Faits divers – Justice

Tricastin : du tritium dans la nappe phréatique mais à des taux extrêmement bas, pas dangereux

Par David Meilhac, France Bleu Drôme-Ardèche jeudi 31 octobre 2013 à 10:54

Next up prélève un échantillon d'eau dans le forage d'une famille a Lapalud.
Next up prélève un échantillon d'eau dans le forage d'une famille a Lapalud. © Radio France - Nathalie Rodrigues

Du tritium se trouve bien dans la nappe phréatique, près du site du Tricastin. Mais les taux d'élément radioactif sont à peine supérieurs à ceux qu'on trouve habituellement dans la nature. On ne peut donc pas parler de danger selon la CRIIRAD.

EDF cherche toujours les causes de la fuite de tritium sous la centrale du Tricastin. Une présence anormale de cet élément radioactif dans les eaux souterraines a été détectée cet été. Depuis, des analyses indépendantes ont été faites pour voir si la nappe phréatique avait été contaminée.

"Fuite contenue"

EDF et l'Autorité de Sûreté nucléaire ont toujours assuré que la nappe n'avait pas été touchée. "La fuite de tritium est contenue dans l'enceinte géotechnique", disent-ils. Ce sont des parois en béton de 12 mètres construites sous terre pour enfermer la partie de nappe qui se trouve sous les réacteurs. C'est dans ces eaux qu'ont été repérés des taux anormaux de tritium dès début juillet. Mais rien d'anormal dans la nappe répètent EDF et l'ASN.

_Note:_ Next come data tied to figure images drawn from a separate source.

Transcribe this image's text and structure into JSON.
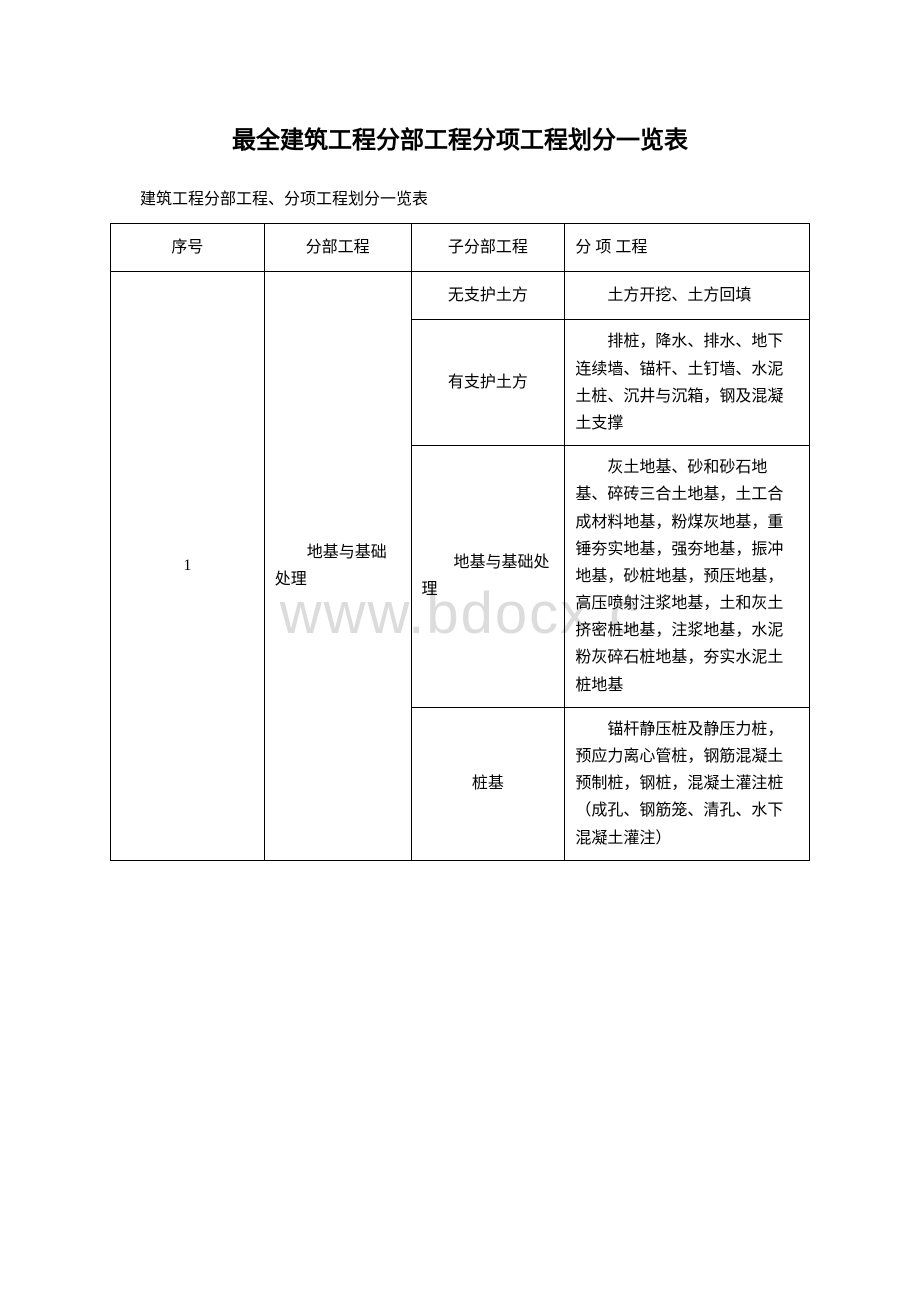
{
  "watermark": "www.bdocx.c",
  "title": "最全建筑工程分部工程分项工程划分一览表",
  "subtitle": "建筑工程分部工程、分项工程划分一览表",
  "table": {
    "headers": {
      "col1": "序号",
      "col2": "分部工程",
      "col3": "子分部工程",
      "col4": "分 项 工程"
    },
    "rows": [
      {
        "seq": "1",
        "division": "地基与基础处理",
        "sub_rows": [
          {
            "sub_division": "无支护土方",
            "items": "土方开挖、土方回填"
          },
          {
            "sub_division": "有支护土方",
            "items": "排桩，降水、排水、地下连续墙、锚杆、土钉墙、水泥土桩、沉井与沉箱，钢及混凝土支撑"
          },
          {
            "sub_division": "地基与基础处理",
            "items": "灰土地基、砂和砂石地基、碎砖三合土地基，土工合成材料地基，粉煤灰地基，重锤夯实地基，强夯地基，振冲地基，砂桩地基，预压地基，高压喷射注浆地基，土和灰土挤密桩地基，注浆地基，水泥粉灰碎石桩地基，夯实水泥土桩地基"
          },
          {
            "sub_division": "桩基",
            "items": "锚杆静压桩及静压力桩，预应力离心管桩，钢筋混凝土预制桩，钢桩，混凝土灌注桩（成孔、钢筋笼、清孔、水下混凝土灌注）"
          }
        ]
      }
    ]
  },
  "colors": {
    "text": "#000000",
    "watermark": "#dcdcdc",
    "background": "#ffffff",
    "border": "#000000"
  }
}
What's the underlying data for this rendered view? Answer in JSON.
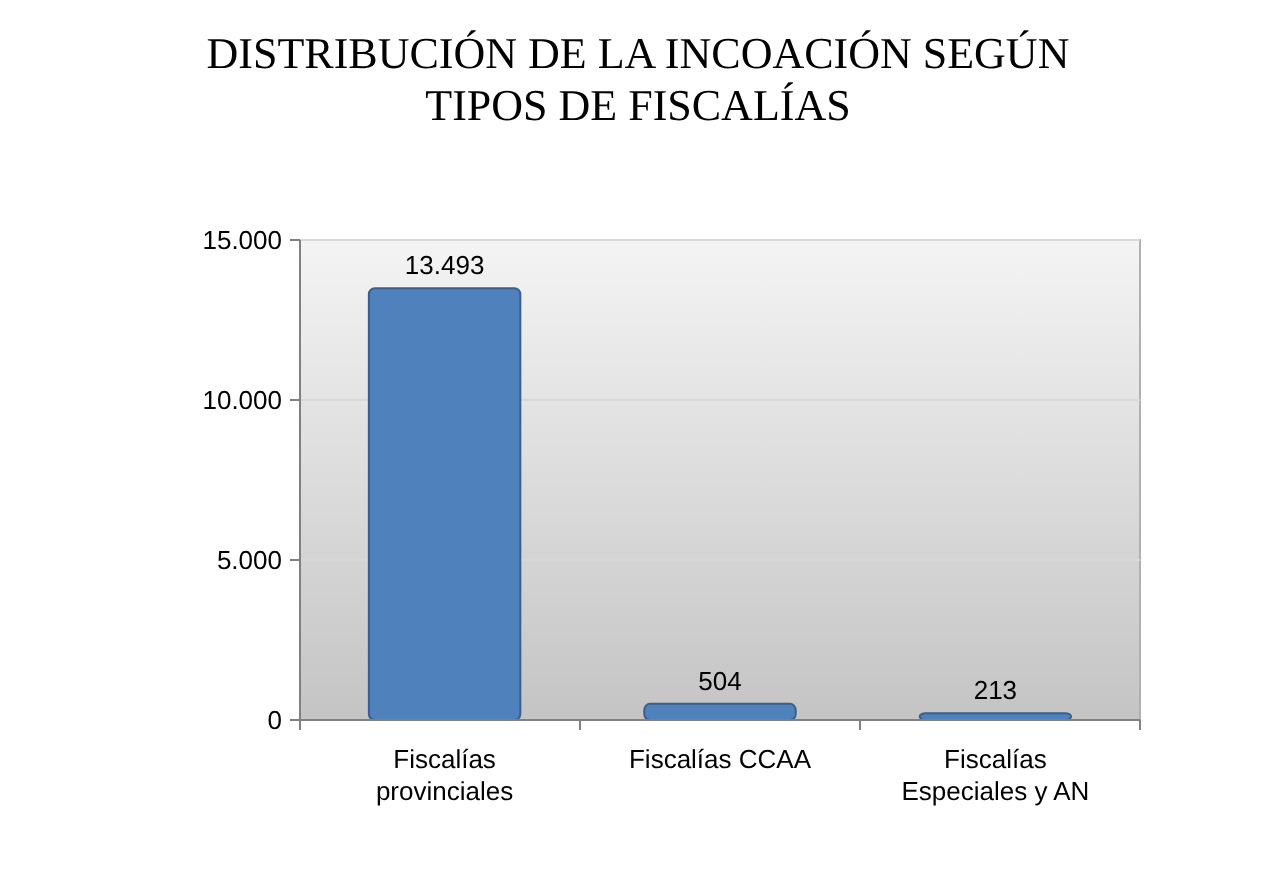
{
  "chart_data": {
    "type": "bar",
    "title": "DISTRIBUCIÓN DE LA INCOACIÓN SEGÚN TIPOS DE FISCALÍAS",
    "categories": [
      "Fiscalías provinciales",
      "Fiscalías CCAA",
      "Fiscalías Especiales y AN"
    ],
    "values": [
      13493,
      504,
      213
    ],
    "value_labels": [
      "13.493",
      "504",
      "213"
    ],
    "color": "#4f81bd",
    "ylim": [
      0,
      15000
    ],
    "yticks": [
      {
        "value": 0,
        "label": "0"
      },
      {
        "value": 5000,
        "label": "5.000"
      },
      {
        "value": 10000,
        "label": "10.000"
      },
      {
        "value": 15000,
        "label": "15.000"
      }
    ],
    "grid": "y"
  }
}
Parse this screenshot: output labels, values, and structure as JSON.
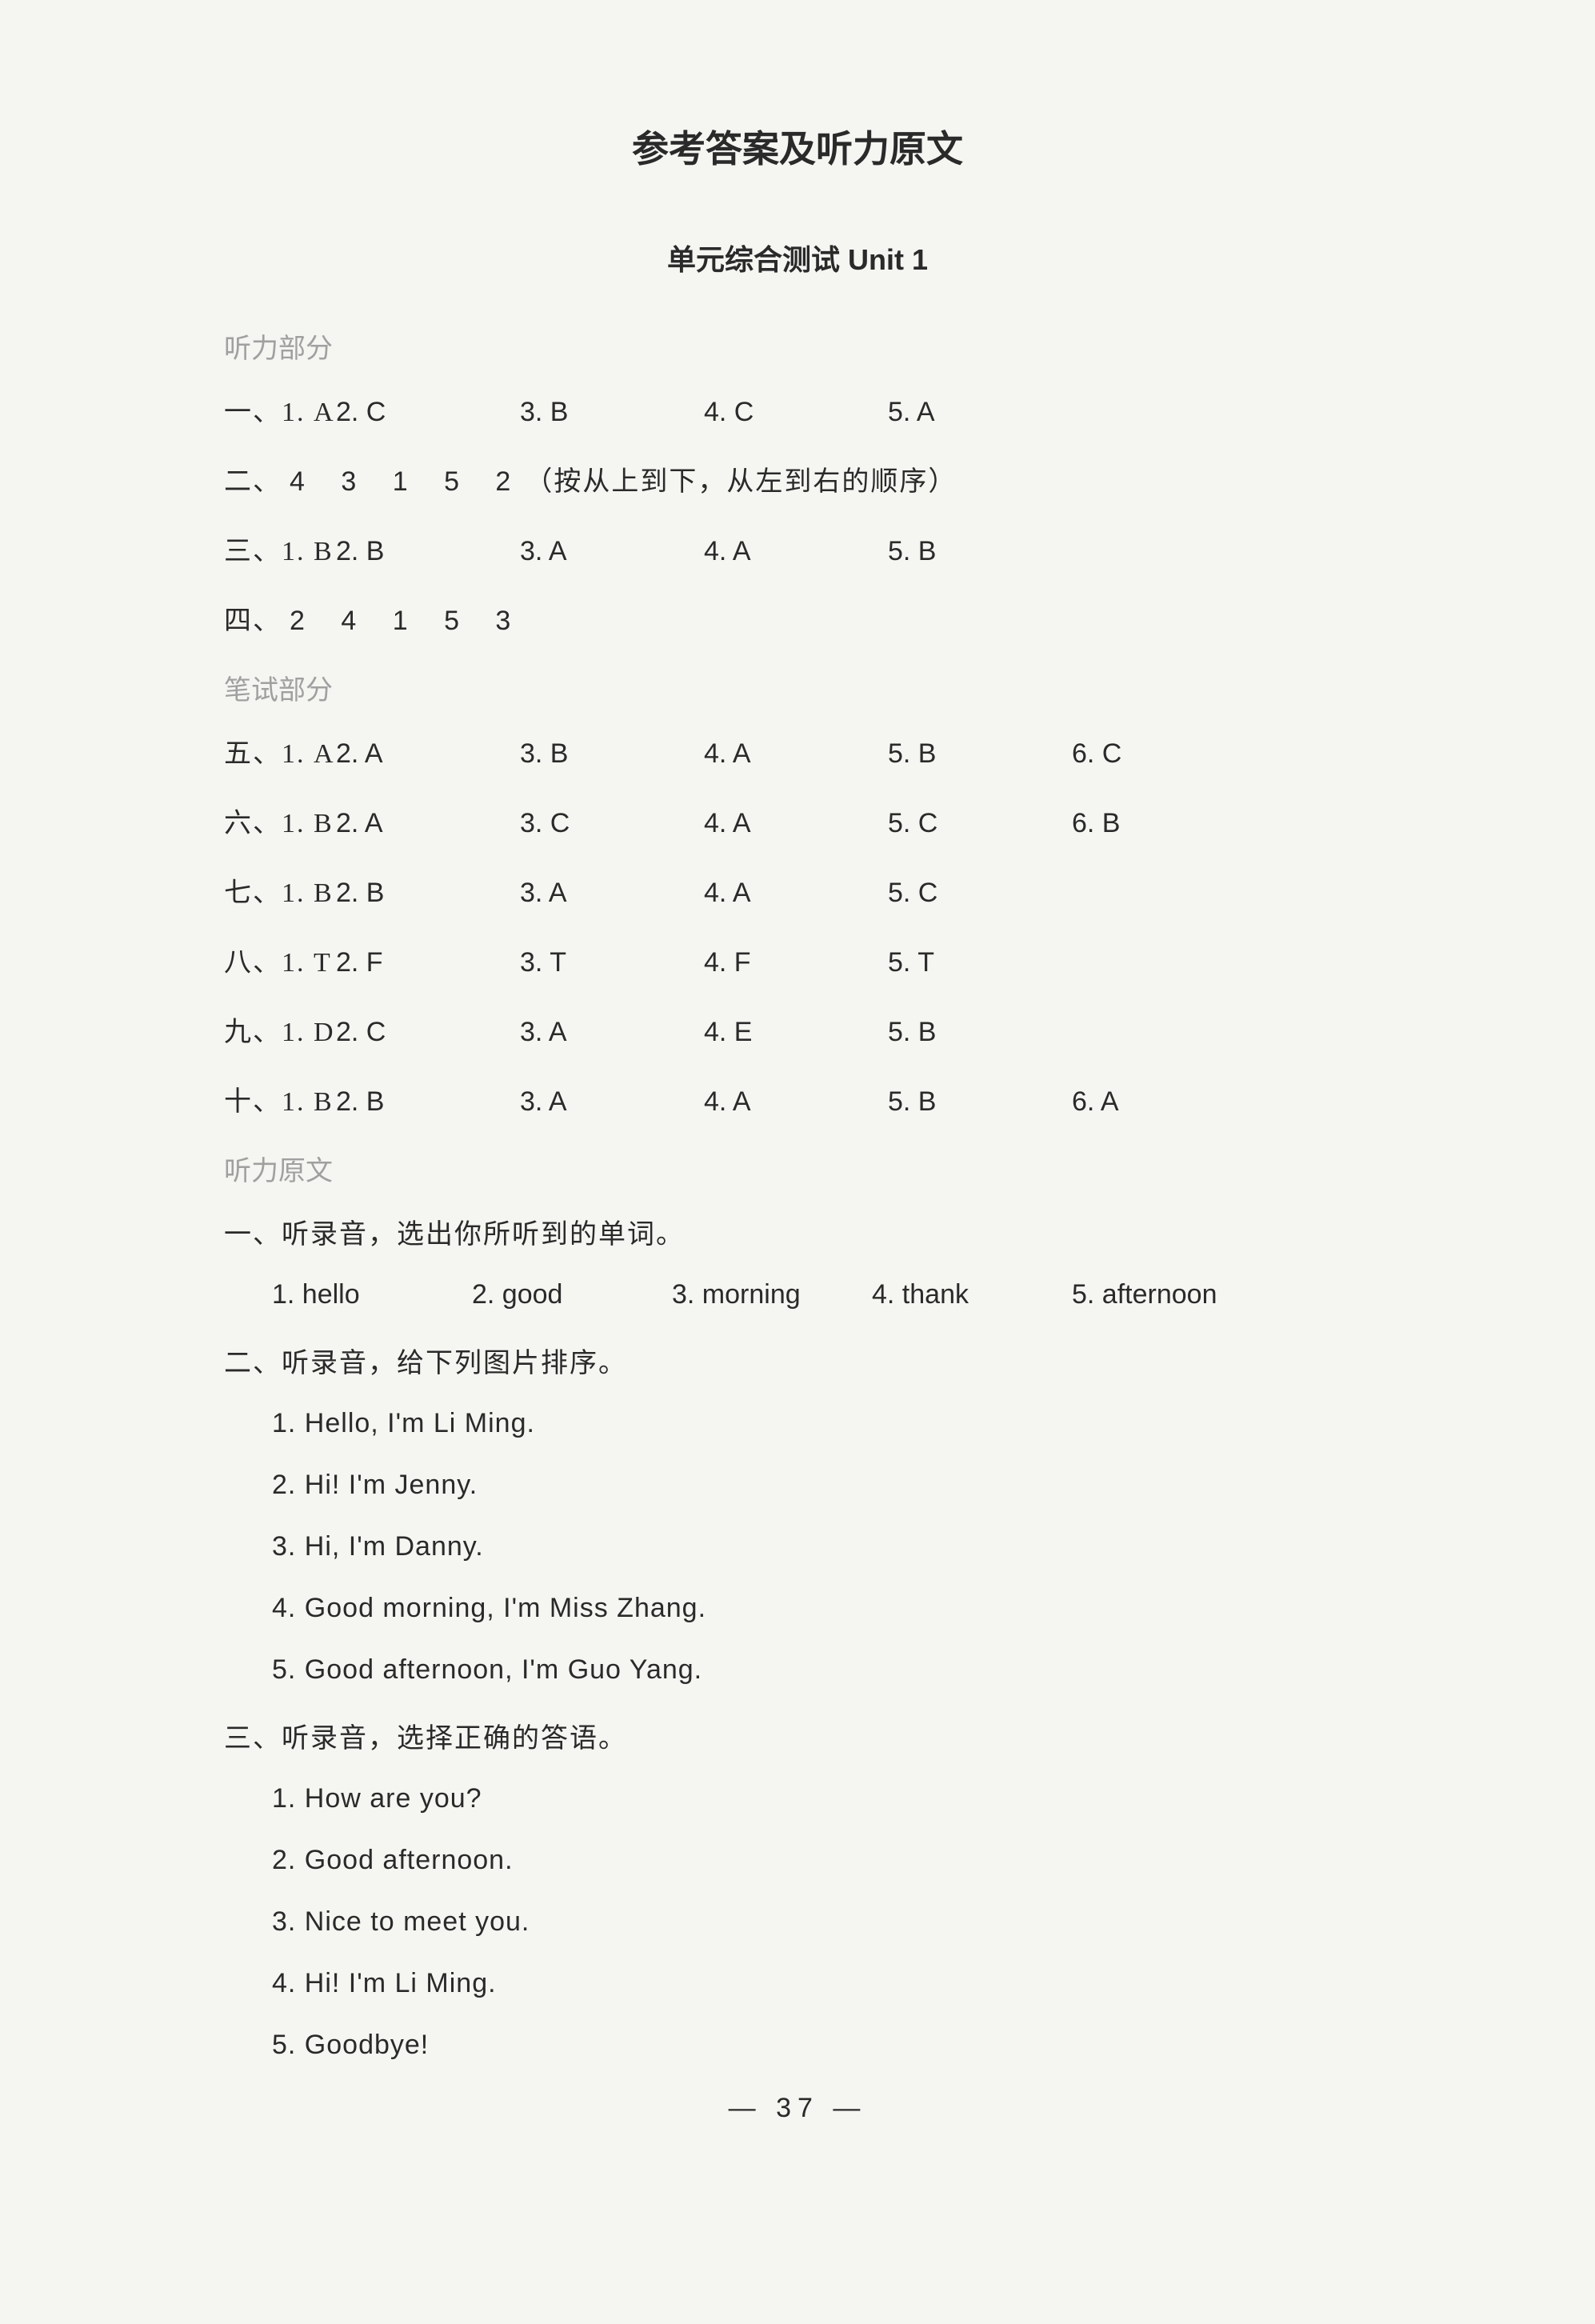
{
  "main_title": "参考答案及听力原文",
  "sub_title": "单元综合测试 Unit 1",
  "listening_label": "听力部分",
  "writing_label": "笔试部分",
  "script_label": "听力原文",
  "rows": {
    "r1": {
      "prefix": "一、1. A",
      "a2": "2. C",
      "a3": "3. B",
      "a4": "4. C",
      "a5": "5. A"
    },
    "r2": {
      "prefix": "二、",
      "nums": "4 3 1 5 2",
      "note": "（按从上到下，从左到右的顺序）"
    },
    "r3": {
      "prefix": "三、1. B",
      "a2": "2. B",
      "a3": "3. A",
      "a4": "4. A",
      "a5": "5. B"
    },
    "r4": {
      "prefix": "四、",
      "nums": "2 4 1 5 3"
    },
    "r5": {
      "prefix": "五、1. A",
      "a2": "2. A",
      "a3": "3. B",
      "a4": "4. A",
      "a5": "5. B",
      "a6": "6. C"
    },
    "r6": {
      "prefix": "六、1. B",
      "a2": "2. A",
      "a3": "3. C",
      "a4": "4. A",
      "a5": "5. C",
      "a6": "6. B"
    },
    "r7": {
      "prefix": "七、1. B",
      "a2": "2. B",
      "a3": "3. A",
      "a4": "4. A",
      "a5": "5. C"
    },
    "r8": {
      "prefix": "八、1. T",
      "a2": "2. F",
      "a3": "3. T",
      "a4": "4. F",
      "a5": "5. T"
    },
    "r9": {
      "prefix": "九、1. D",
      "a2": "2. C",
      "a3": "3. A",
      "a4": "4. E",
      "a5": "5. B"
    },
    "r10": {
      "prefix": "十、1. B",
      "a2": "2. B",
      "a3": "3. A",
      "a4": "4. A",
      "a5": "5. B",
      "a6": "6. A"
    }
  },
  "script": {
    "s1": {
      "heading": "一、听录音，选出你所听到的单词。",
      "w1": "1. hello",
      "w2": "2. good",
      "w3": "3. morning",
      "w4": "4. thank",
      "w5": "5. afternoon"
    },
    "s2": {
      "heading": "二、听录音，给下列图片排序。",
      "l1": "1. Hello, I'm Li Ming.",
      "l2": "2. Hi! I'm Jenny.",
      "l3": "3. Hi, I'm Danny.",
      "l4": "4. Good morning, I'm Miss Zhang.",
      "l5": "5. Good afternoon, I'm Guo Yang."
    },
    "s3": {
      "heading": "三、听录音，选择正确的答语。",
      "l1": "1. How are you?",
      "l2": "2. Good afternoon.",
      "l3": "3. Nice to meet you.",
      "l4": "4. Hi! I'm Li Ming.",
      "l5": "5. Goodbye!"
    }
  },
  "page_number": "— 37 —"
}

Contre-analyse de la CRIIRAD

Mais d'autres analyses ont été menées par un laboratoire indépendant : l'association écologiste Next up s'est inquiétée du sort d'une famille qui habite Lapalud, tout près du site du Tricastin, et qui n'est pas raccordée au réseau d'eau potable. Elle boit l'eau d'un forage. Un échantillon a été analysé par le laboratoire de la CRIIRAD (commission de recherche et d'information indépendante sur la radioactivité), et le résultat est positif. Il y a donc du tritium dans la nappe.

Taux infimes de tritium

Simplement, les taux de tritium présents dans la nappe sont infimes. Naturellement, dans l'environnement, dans l'eau de pluie par exemple, il y a moins de 2 becquerels de tritium par litre. Dans les eaux polluées sous les bâtiments réacteurs, on oscille en ce moment autour de 150 becquerels. Et dans l'eau du forage de la famille, la CRIIRAD a mesuré 4 becquerels. 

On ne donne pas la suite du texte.